O campo funcionava como uma cidade. Havia Tur Prikulitsch, o romeno que atuava como preposto dos russos em troca de vantagens. Bea Zakel, amante de Tur pelas mesmas vantagens. Trudi Pelikan, a moça que perdeu os dedos do pé num acidente e foi trabalhar na enfermaria. Konrad Fonn, o acordeonista. Paul Gast, o advogado que comia a sopa de sua esposa até que ela morreu de fome. Oswald Enyeter, o barbeiro, que por sua profissão conseguia sobreviver melhor. Kati-plantão, a alienada mental que passou os cinco anos no campo sem saber onde estava. Dos russos, a únca que merece atenção do narrador é Fenja, a moça feia responsável paor distribuir a ração diária de pão, momento no qual iniciava o grande dilema do dia: seria possível guardar pão para a noite?
Ao final do quarto ano, a situação melhorou. Os prisioneiros passaram a receber salários e mais comida, uma tentativa de encobrir a realidade no retorno.
A única notícia que Leo recebeu de casa foi um cartão postal anunciando o nascimento de um irmão.
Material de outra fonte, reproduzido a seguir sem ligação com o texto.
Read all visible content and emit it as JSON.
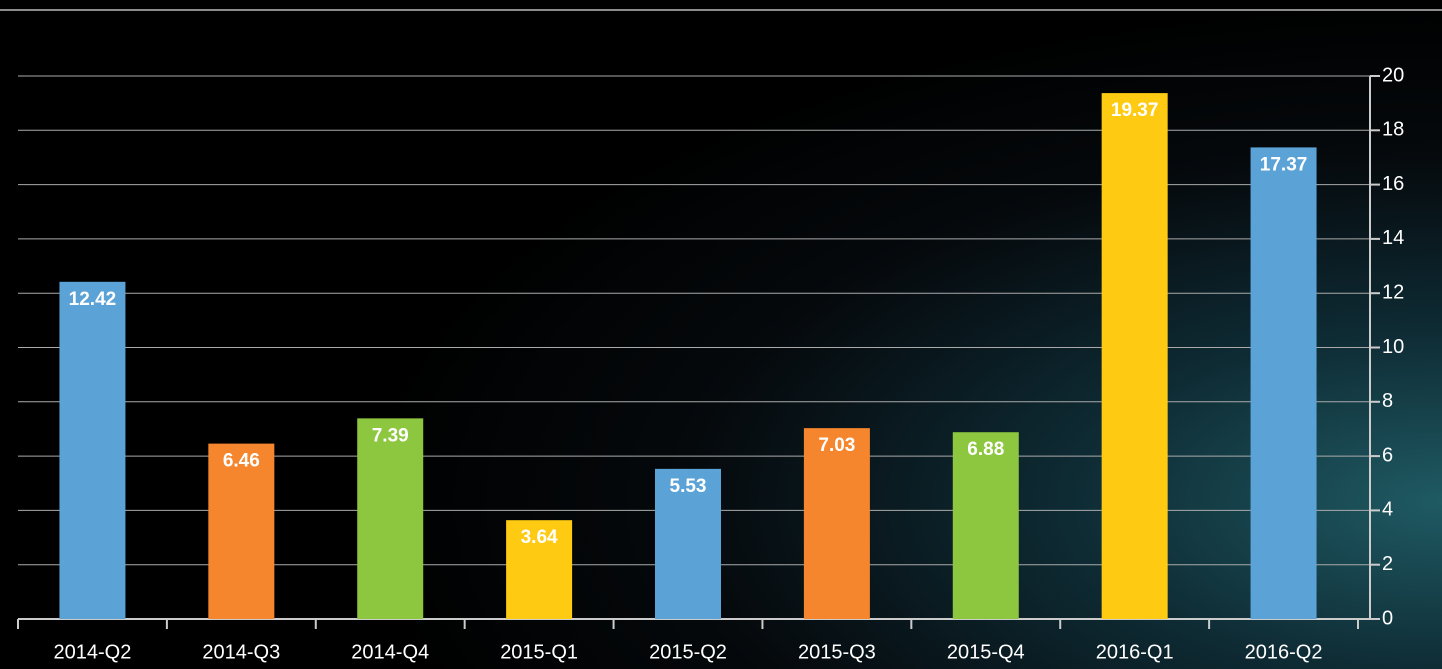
{
  "chart_data": {
    "type": "bar",
    "categories": [
      "2014-Q2",
      "2014-Q3",
      "2014-Q4",
      "2015-Q1",
      "2015-Q2",
      "2015-Q3",
      "2015-Q4",
      "2016-Q1",
      "2016-Q2"
    ],
    "values": [
      12.42,
      6.46,
      7.39,
      3.64,
      5.53,
      7.03,
      6.88,
      19.37,
      17.37
    ],
    "colors": [
      "#5ba3d6",
      "#f5862e",
      "#8dc63f",
      "#fecb12",
      "#5ba3d6",
      "#f5862e",
      "#8dc63f",
      "#fecb12",
      "#5ba3d6"
    ],
    "ylim": [
      0,
      20
    ],
    "yticks": [
      0,
      2,
      4,
      6,
      8,
      10,
      12,
      14,
      16,
      18,
      20
    ],
    "grid": true
  }
}
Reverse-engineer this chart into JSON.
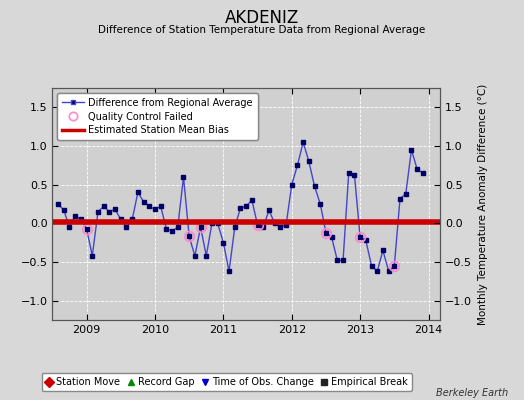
{
  "title": "AKDENIZ",
  "subtitle": "Difference of Station Temperature Data from Regional Average",
  "ylabel_right": "Monthly Temperature Anomaly Difference (°C)",
  "bias_value": 0.02,
  "xlim": [
    2008.5,
    2014.17
  ],
  "ylim": [
    -1.25,
    1.75
  ],
  "yticks": [
    -1,
    -0.5,
    0,
    0.5,
    1,
    1.5
  ],
  "xticks": [
    2009,
    2010,
    2011,
    2012,
    2013,
    2014
  ],
  "background_color": "#d8d8d8",
  "plot_bg_color": "#d0d0d0",
  "line_color": "#4444cc",
  "marker_color": "#000066",
  "bias_color": "#cc0000",
  "qc_color": "#ff88cc",
  "berkeley_earth_text": "Berkeley Earth",
  "months": [
    2008.583,
    2008.667,
    2008.75,
    2008.833,
    2008.917,
    2009.0,
    2009.083,
    2009.167,
    2009.25,
    2009.333,
    2009.417,
    2009.5,
    2009.583,
    2009.667,
    2009.75,
    2009.833,
    2009.917,
    2010.0,
    2010.083,
    2010.167,
    2010.25,
    2010.333,
    2010.417,
    2010.5,
    2010.583,
    2010.667,
    2010.75,
    2010.833,
    2010.917,
    2011.0,
    2011.083,
    2011.167,
    2011.25,
    2011.333,
    2011.417,
    2011.5,
    2011.583,
    2011.667,
    2011.75,
    2011.833,
    2011.917,
    2012.0,
    2012.083,
    2012.167,
    2012.25,
    2012.333,
    2012.417,
    2012.5,
    2012.583,
    2012.667,
    2012.75,
    2012.833,
    2012.917,
    2013.0,
    2013.083,
    2013.167,
    2013.25,
    2013.333,
    2013.417,
    2013.5,
    2013.583,
    2013.667,
    2013.75,
    2013.833,
    2013.917
  ],
  "values": [
    0.25,
    0.17,
    -0.05,
    0.1,
    0.05,
    -0.07,
    -0.42,
    0.15,
    0.22,
    0.15,
    0.18,
    0.05,
    -0.05,
    0.05,
    0.4,
    0.28,
    0.22,
    0.18,
    0.22,
    -0.07,
    -0.1,
    -0.05,
    0.6,
    -0.17,
    -0.42,
    -0.05,
    -0.42,
    0.0,
    0.0,
    -0.25,
    -0.62,
    -0.05,
    0.2,
    0.22,
    0.3,
    -0.02,
    -0.05,
    0.17,
    0.0,
    -0.05,
    -0.02,
    0.5,
    0.75,
    1.05,
    0.8,
    0.48,
    0.25,
    -0.12,
    -0.18,
    -0.48,
    -0.48,
    0.65,
    0.62,
    -0.18,
    -0.22,
    -0.55,
    -0.62,
    -0.35,
    -0.62,
    -0.55,
    0.32,
    0.38,
    0.95,
    0.7,
    0.65
  ],
  "qc_failed_indices": [
    5,
    23,
    25,
    35,
    47,
    53,
    59
  ],
  "legend1_items": [
    {
      "label": "Difference from Regional Average",
      "line_color": "#4444cc",
      "marker_color": "#000066"
    },
    {
      "label": "Quality Control Failed",
      "color": "#ff88cc"
    },
    {
      "label": "Estimated Station Mean Bias",
      "color": "#cc0000"
    }
  ],
  "legend2_items": [
    {
      "label": "Station Move",
      "color": "#cc0000",
      "marker": "D"
    },
    {
      "label": "Record Gap",
      "color": "#008800",
      "marker": "^"
    },
    {
      "label": "Time of Obs. Change",
      "color": "#0000cc",
      "marker": "v"
    },
    {
      "label": "Empirical Break",
      "color": "#222222",
      "marker": "s"
    }
  ]
}
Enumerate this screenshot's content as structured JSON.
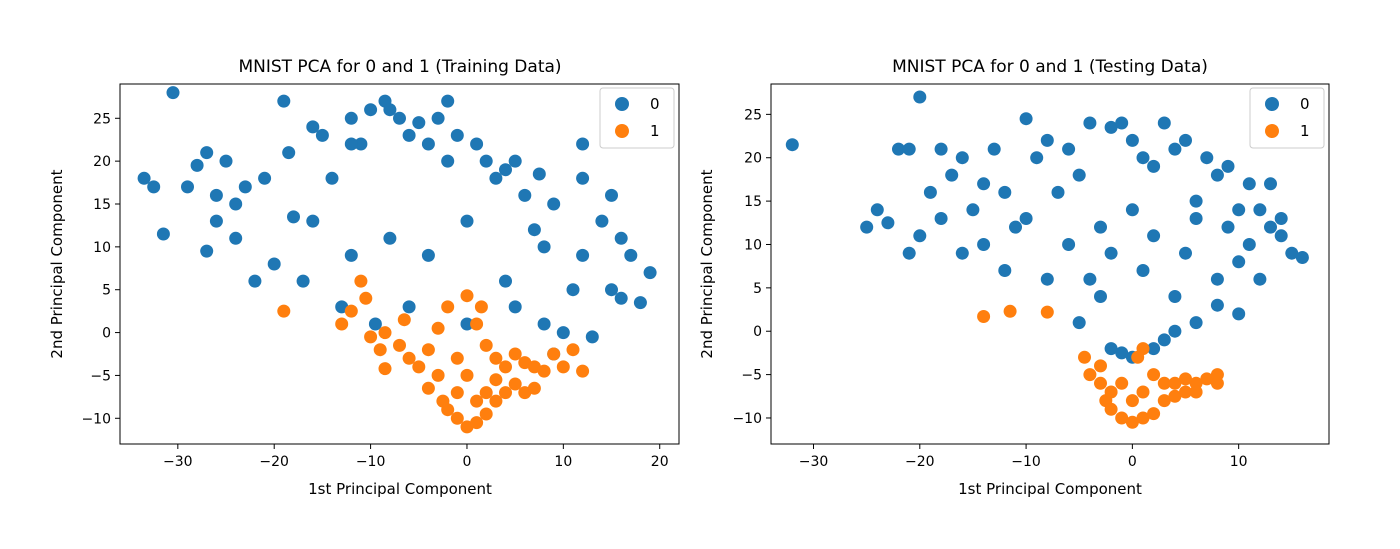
{
  "chart_data": [
    {
      "type": "scatter",
      "title": "MNIST PCA for 0 and 1 (Training Data)",
      "xlabel": "1st Principal Component",
      "ylabel": "2nd Principal Component",
      "xlim": [
        -36,
        22
      ],
      "ylim": [
        -13,
        29
      ],
      "xticks": [
        -30,
        -20,
        -10,
        0,
        10,
        20
      ],
      "yticks": [
        -10,
        -5,
        0,
        5,
        10,
        15,
        20,
        25
      ],
      "grid": false,
      "legend_position": "upper right",
      "series": [
        {
          "name": "0",
          "color": "#1f77b4",
          "points": [
            [
              -30.5,
              28
            ],
            [
              -33.5,
              18
            ],
            [
              -32.5,
              17
            ],
            [
              -31.5,
              11.5
            ],
            [
              -29,
              17
            ],
            [
              -28,
              19.5
            ],
            [
              -27,
              21
            ],
            [
              -27,
              9.5
            ],
            [
              -26,
              16
            ],
            [
              -26,
              13
            ],
            [
              -25,
              20
            ],
            [
              -24,
              15
            ],
            [
              -23,
              17
            ],
            [
              -22,
              6
            ],
            [
              -21,
              18
            ],
            [
              -19,
              27
            ],
            [
              -18.5,
              21
            ],
            [
              -18,
              13.5
            ],
            [
              -17,
              6
            ],
            [
              -16,
              24
            ],
            [
              -15,
              23
            ],
            [
              -14,
              18
            ],
            [
              -13,
              3
            ],
            [
              -12,
              25
            ],
            [
              -11,
              22
            ],
            [
              -10,
              26
            ],
            [
              -9.5,
              1
            ],
            [
              -8.5,
              27
            ],
            [
              -8,
              26
            ],
            [
              -7,
              25
            ],
            [
              -6,
              3
            ],
            [
              -5,
              24.5
            ],
            [
              -4,
              22
            ],
            [
              -3,
              25
            ],
            [
              -2,
              20
            ],
            [
              -1,
              23
            ],
            [
              0,
              1
            ],
            [
              1,
              22
            ],
            [
              2,
              20
            ],
            [
              3,
              18
            ],
            [
              4,
              19
            ],
            [
              5,
              3
            ],
            [
              6,
              16
            ],
            [
              7,
              12
            ],
            [
              8,
              1
            ],
            [
              9,
              15
            ],
            [
              10,
              0
            ],
            [
              11,
              5
            ],
            [
              12,
              22
            ],
            [
              13,
              -0.5
            ],
            [
              14,
              13
            ],
            [
              15,
              5
            ],
            [
              16,
              11
            ],
            [
              17,
              9
            ],
            [
              18,
              3.5
            ],
            [
              19,
              7
            ],
            [
              15,
              16
            ],
            [
              12,
              18
            ],
            [
              9,
              -2.5
            ],
            [
              7.5,
              18.5
            ],
            [
              5,
              20
            ],
            [
              -6,
              23
            ],
            [
              -2,
              27
            ],
            [
              -12,
              22
            ],
            [
              -20,
              8
            ],
            [
              -24,
              11
            ],
            [
              -16,
              13
            ],
            [
              -8,
              11
            ],
            [
              0,
              13
            ],
            [
              8,
              10
            ],
            [
              16,
              4
            ],
            [
              -12,
              9
            ],
            [
              -4,
              9
            ],
            [
              4,
              6
            ],
            [
              12,
              9
            ]
          ]
        },
        {
          "name": "1",
          "color": "#ff7f0e",
          "points": [
            [
              -19,
              2.5
            ],
            [
              -13,
              1
            ],
            [
              -12,
              2.5
            ],
            [
              -11,
              6
            ],
            [
              -10.5,
              4
            ],
            [
              -10,
              -0.5
            ],
            [
              -9,
              -2
            ],
            [
              -8.5,
              0
            ],
            [
              -7,
              -1.5
            ],
            [
              -6.5,
              1.5
            ],
            [
              -6,
              -3
            ],
            [
              -5,
              -4
            ],
            [
              -4,
              -2
            ],
            [
              -3,
              0.5
            ],
            [
              -2,
              3
            ],
            [
              -1,
              -3
            ],
            [
              0,
              4.3
            ],
            [
              1,
              1
            ],
            [
              1.5,
              3
            ],
            [
              2,
              -1.5
            ],
            [
              3,
              -3
            ],
            [
              4,
              -4
            ],
            [
              5,
              -2.5
            ],
            [
              6,
              -3.5
            ],
            [
              7,
              -4
            ],
            [
              8,
              -4.5
            ],
            [
              9,
              -2.5
            ],
            [
              10,
              -4
            ],
            [
              11,
              -2
            ],
            [
              12,
              -4.5
            ],
            [
              -8.5,
              -4.2
            ],
            [
              -4,
              -6.5
            ],
            [
              -2.5,
              -8
            ],
            [
              -1,
              -10
            ],
            [
              0,
              -11
            ],
            [
              1,
              -10.5
            ],
            [
              2,
              -9.5
            ],
            [
              3,
              -8
            ],
            [
              4,
              -7
            ],
            [
              5,
              -6
            ],
            [
              6,
              -7
            ],
            [
              7,
              -6.5
            ],
            [
              -2,
              -9
            ],
            [
              2,
              -7
            ],
            [
              0,
              -5
            ],
            [
              -3,
              -5
            ],
            [
              3,
              -5.5
            ],
            [
              1,
              -8
            ],
            [
              -1,
              -7
            ]
          ]
        }
      ]
    },
    {
      "type": "scatter",
      "title": "MNIST PCA for 0 and 1 (Testing Data)",
      "xlabel": "1st Principal Component",
      "ylabel": "2nd Principal Component",
      "xlim": [
        -34,
        18.5
      ],
      "ylim": [
        -13,
        28.5
      ],
      "xticks": [
        -30,
        -20,
        -10,
        0,
        10
      ],
      "yticks": [
        -10,
        -5,
        0,
        5,
        10,
        15,
        20,
        25
      ],
      "grid": false,
      "legend_position": "upper right",
      "series": [
        {
          "name": "0",
          "color": "#1f77b4",
          "points": [
            [
              -32,
              21.5
            ],
            [
              -20,
              27
            ],
            [
              -25,
              12
            ],
            [
              -24,
              14
            ],
            [
              -23,
              12.5
            ],
            [
              -22,
              21
            ],
            [
              -21,
              21
            ],
            [
              -21,
              9
            ],
            [
              -20,
              11
            ],
            [
              -19,
              16
            ],
            [
              -18,
              21
            ],
            [
              -17,
              18
            ],
            [
              -16,
              20
            ],
            [
              -15,
              14
            ],
            [
              -14,
              17
            ],
            [
              -13,
              21
            ],
            [
              -12,
              16
            ],
            [
              -11,
              12
            ],
            [
              -10,
              24.5
            ],
            [
              -9,
              20
            ],
            [
              -8,
              22
            ],
            [
              -7,
              16
            ],
            [
              -6,
              21
            ],
            [
              -5,
              18
            ],
            [
              -4,
              24
            ],
            [
              -3,
              12
            ],
            [
              -2,
              23.5
            ],
            [
              -1,
              24
            ],
            [
              0,
              22
            ],
            [
              1,
              20
            ],
            [
              2,
              19
            ],
            [
              3,
              24
            ],
            [
              4,
              21
            ],
            [
              5,
              22
            ],
            [
              6,
              15
            ],
            [
              7,
              20
            ],
            [
              8,
              18
            ],
            [
              9,
              19
            ],
            [
              10,
              14
            ],
            [
              11,
              17
            ],
            [
              12,
              14
            ],
            [
              13,
              12
            ],
            [
              14,
              11
            ],
            [
              15,
              9
            ],
            [
              16,
              8.5
            ],
            [
              13,
              17
            ],
            [
              12,
              6
            ],
            [
              10,
              2
            ],
            [
              8,
              3
            ],
            [
              6,
              1
            ],
            [
              4,
              0
            ],
            [
              3,
              -1
            ],
            [
              2,
              -2
            ],
            [
              0,
              -3
            ],
            [
              -1,
              -2.5
            ],
            [
              -2,
              -2
            ],
            [
              -5,
              1
            ],
            [
              -3,
              4
            ],
            [
              -8,
              6
            ],
            [
              -12,
              7
            ],
            [
              -16,
              9
            ],
            [
              -18,
              13
            ],
            [
              -10,
              13
            ],
            [
              -6,
              10
            ],
            [
              -2,
              9
            ],
            [
              2,
              11
            ],
            [
              5,
              9
            ],
            [
              8,
              6
            ],
            [
              11,
              10
            ],
            [
              14,
              13
            ],
            [
              0,
              14
            ],
            [
              -4,
              6
            ],
            [
              4,
              4
            ],
            [
              9,
              12
            ],
            [
              -14,
              10
            ],
            [
              1,
              7
            ],
            [
              6,
              13
            ],
            [
              10,
              8
            ]
          ]
        },
        {
          "name": "1",
          "color": "#ff7f0e",
          "points": [
            [
              -14,
              1.7
            ],
            [
              -11.5,
              2.3
            ],
            [
              -8,
              2.2
            ],
            [
              -4.5,
              -3
            ],
            [
              -4,
              -5
            ],
            [
              -3,
              -6
            ],
            [
              -2.5,
              -8
            ],
            [
              -2,
              -9
            ],
            [
              -1,
              -10
            ],
            [
              0,
              -10.5
            ],
            [
              1,
              -10
            ],
            [
              2,
              -9.5
            ],
            [
              3,
              -8
            ],
            [
              4,
              -7.5
            ],
            [
              5,
              -7
            ],
            [
              6,
              -6
            ],
            [
              7,
              -5.5
            ],
            [
              8,
              -5
            ],
            [
              1,
              -2
            ],
            [
              0.5,
              -3
            ],
            [
              -1,
              -6
            ],
            [
              1,
              -7
            ],
            [
              3,
              -6
            ],
            [
              5,
              -5.5
            ],
            [
              -3,
              -4
            ],
            [
              2,
              -5
            ],
            [
              4,
              -6
            ],
            [
              0,
              -8
            ],
            [
              -2,
              -7
            ],
            [
              6,
              -7
            ],
            [
              8,
              -6
            ]
          ]
        }
      ]
    }
  ],
  "legend": [
    "0",
    "1"
  ]
}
Ele interpretou isso como um sinal da família de que ele não precisava voltar: havia outro em seu lugar.
Leo retornou então para casa, mas como todos que passam por esse tipo de experiência, não conseguia comunicá-la. Distanciava-se da famíla. Continuava tendo encontros furtivos com homens, mas casou-se com uma moça e mudou-se para Bucareste. Após onze anos, a deixou e mudou-se para a Áustria.
A experiência de Leo Auberg é baseada na do poeta Oskar Pastior. Ele teve diversos encontros com Herta que resultaram em cadernos com anotações. Pretendiam escrever um romance juntos, mas Oskar morreu em 2006, de modo que Herta resolveu escrever o livro sozinha. O tema era importante para a escritora. Sua mãe passou cinco anos em um campo de trabalho na União Soviética e nunca conseguiu falar no assunto.
Marcelo Backes, em artigo no Estado de São Paulo, de 7 de maio de 2011 comentou: “Recentemente, descobriu-se que Oskar Pastior teria espionado outros escritores para a Securitate, um dos quais, Georg Hoprich, acabou se suicidando. Pastior foi chantageado pelo sistema, mas Herta também foi, e ainda assim resistiu. Mircea Dinescu, poeta romeno que pensou sob o mesmo sistema, defendeu Pastior e disse que era bom que ele estivesse morto, não vivenciando seu desmascaramento. Herta Müller se proclamou horrorizada, alegando que se soubesse do fato não teria colaborado com Pastior. Se foi só o acaso que permitiu Tudo o Que Tenho Levo Comigo, nós ganhamos com o acaso mais uma vez...”.
O estilo de Herta é poético e há muitas brincadeiras e jogos de palavras. Talvez o estilo não tenha me agradado, pois é o tipo de texto que só podemos sentir na língua original, embora o trabalho da tradutora seja cuidadoso (e difícil).
E talvez o tema não se preste à poesia (aqui vão me dizer que qualquer tema se presta à poesia). Mas Primo Levi, em É isso um homem? com seu texto direto e tradicional transmitiu a mim muito mais o horror e a singularidade da sua experiência.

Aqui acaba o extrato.